If it is tentatively possible to separate the economic processes from the social movements-and here I would do this just for the sake of argument-then the "New World" or written large, the colonization process was very quickly linked to the creation of a "new church", a new religious foundation. It might be explored further what the particulars of these visions were in each new territory but one thing remains clear. When the European continent was in the throes of secularization and abandonment of church structures, the discovered lands were in the process of erecting them anew.This disparity or asynchronism in historical development was and remains a frequent source of conflict and frustration. For example, when after 1848 exiled revolutionaries from Europe went to the United States they frequently complained that the local inhabitants were unwilling to abandon their churches and clerics in political life. The strong anti-clericalism of Anneke and Schurz was rejected by those Americans who had come to see the congregation as an essential part of social structure-even when fighting for social change.

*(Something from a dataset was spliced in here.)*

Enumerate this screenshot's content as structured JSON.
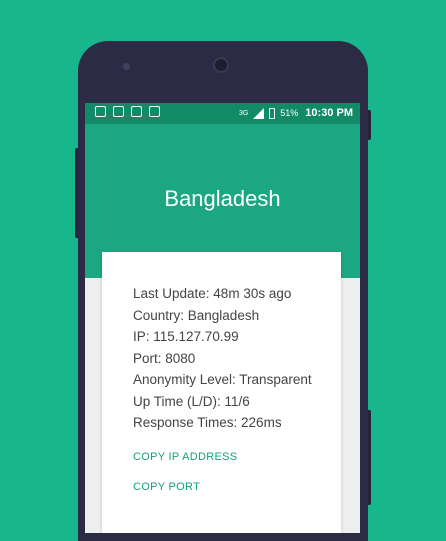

A similar process can be found in Latin America where despite the survival of authoritarian Roman Catholicism, social movements developed with strong religious and clerical leadership. Whatever other obstacles socialists and communists faced in Central and South America, the most dynamic movements appear to have emerged not in secular parties but in religious movements. Gutierrez was just one of several authors who have attempted to systematize this history.

Where colonization has meant a missionizing process, the narrative of events has retained its redemptive orientation. This has often been a source of tremendous strength in social movements. However, it has equally restrained what might be called the transition to the political or (if political is aimed at democracy), the transformation of a religious society into a political society. I believe however this conflict between religious and political (church v. secular) is a formal conflict which obscures the underlying conflict between "redemptive" and "non-redemptive" history.

This paper will discuss the conflict between "redemptive" and "non-redemptive" history. The author's work on Brazil, South Africa, and Germany and the USA will be brought to bear. The focus of the argument is that there is no necessary contradiction between religious and political

models of social-historical transformation. The conflicts arise from unresolvable demands of a "salvation" driven society.